MONDO
Trump sempre più solo
L'america antirazzista si ritrova in marcia
L'America intera marcia contro il razzismo e la polizia violenta. Assediata da decine di migliaia di manifestanti pacifici la Casa Bianca non è mai apparsa così isolata

Molti gruppi si sono spostati verso la Casa Bianca, dove il presidente Donald Trump ha trascorso la giornata rimanendo a porte chiuse con il suono dei manifestanti udibile in lontananza. In serata Il presidente ha rotto ore di silenzio con un tweet: 'law and order!', ordine e legalità'.
Nelle strade invece gli slogan più urlati sono stati: "Quando un poliziotto uccide qualcuno, moriamo tutti" e "Il silenzio bianco è violenza". Con le mani alzate, molti hanno anche cantato "Mani in alto, non sparare".

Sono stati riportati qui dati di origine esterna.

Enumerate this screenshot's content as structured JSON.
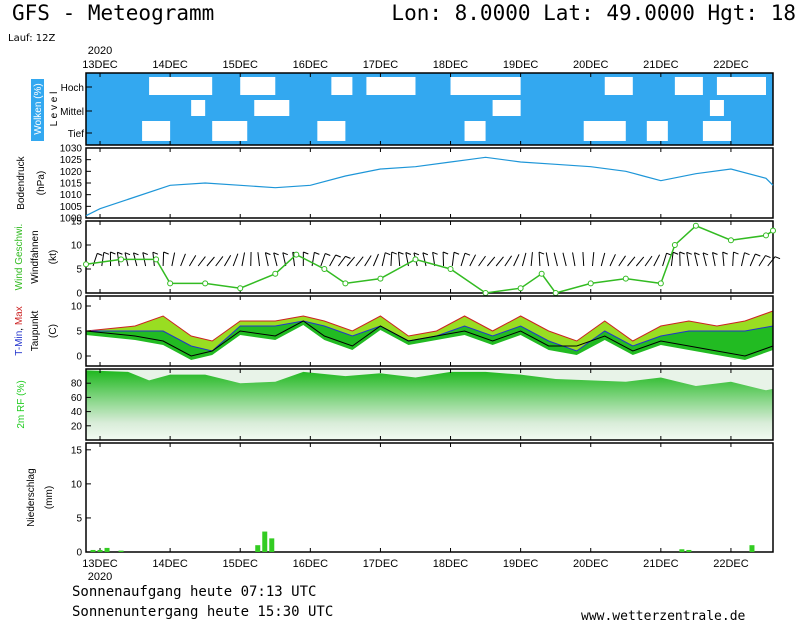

Le dimostrazioni sulla morte di George Floyd sono proseguite in moltissime città. A New York City, migliaia di persone sono scese in strada e nei parchi per protestare contro la brutalità della polizia. I manifestanti hanno attraversato il ponte di Brooklyn nella parte bassa di Manhattan, dove altri gruppi hanno marciato o si sono radunati in luoghi come Foley Square, sede degli edifici del tribunale federale e statale, e Washington Square Park nel Greenwich Village. La polizia ha eretto barriere per arginare i manifestanti, ma ha chiuso Times Square al traffico veicolare e pedonale e ha continuato a far rispettare il coprifuoco alle 20:00.
A Seattle migliaia di medici e infermieri - molti in camice - hanno marciato fino al municipio. Un cartello diceva: "Le infermiere si inginocchiano con te, non con te". Un altro ha affermato: "La violenza della polizia e il razzismo sono un'emergenza di sanità pubblica". Le manifestazioni a Seattle sono state tra le più grandi della città da anni.
Dopo che la polizia è stata severamente criticata per l'uso di gas lacrimogeni e spray al pepe per disperdere folle in gran parte pacifiche, il sindaco e il capo della polizia di Seattle hanno imposto una moratoria di 30 giorni sull'uso del dipartimento di un tipo di gas lacrimogeno. In generale sono ormai molti i dipartimenti di polizia di tutto il paese che vengono sottoposti a controllo per l'eccessiva forza.
Jesse Jackson ha chiesto al Congresso di approvare una legge anti-linciaggio ed eliminare le tutele per gli agenti di polizia dalle cause legali. Lo sceriffo della contea di Hoke Hubert Peterkin, dove si è tenuto un servizio commemorativo per George Floyd, ha detto che gli agenti di polizia in tutto il paese devono essere in grado di ammettere a se stessi: "Sono parte del problema".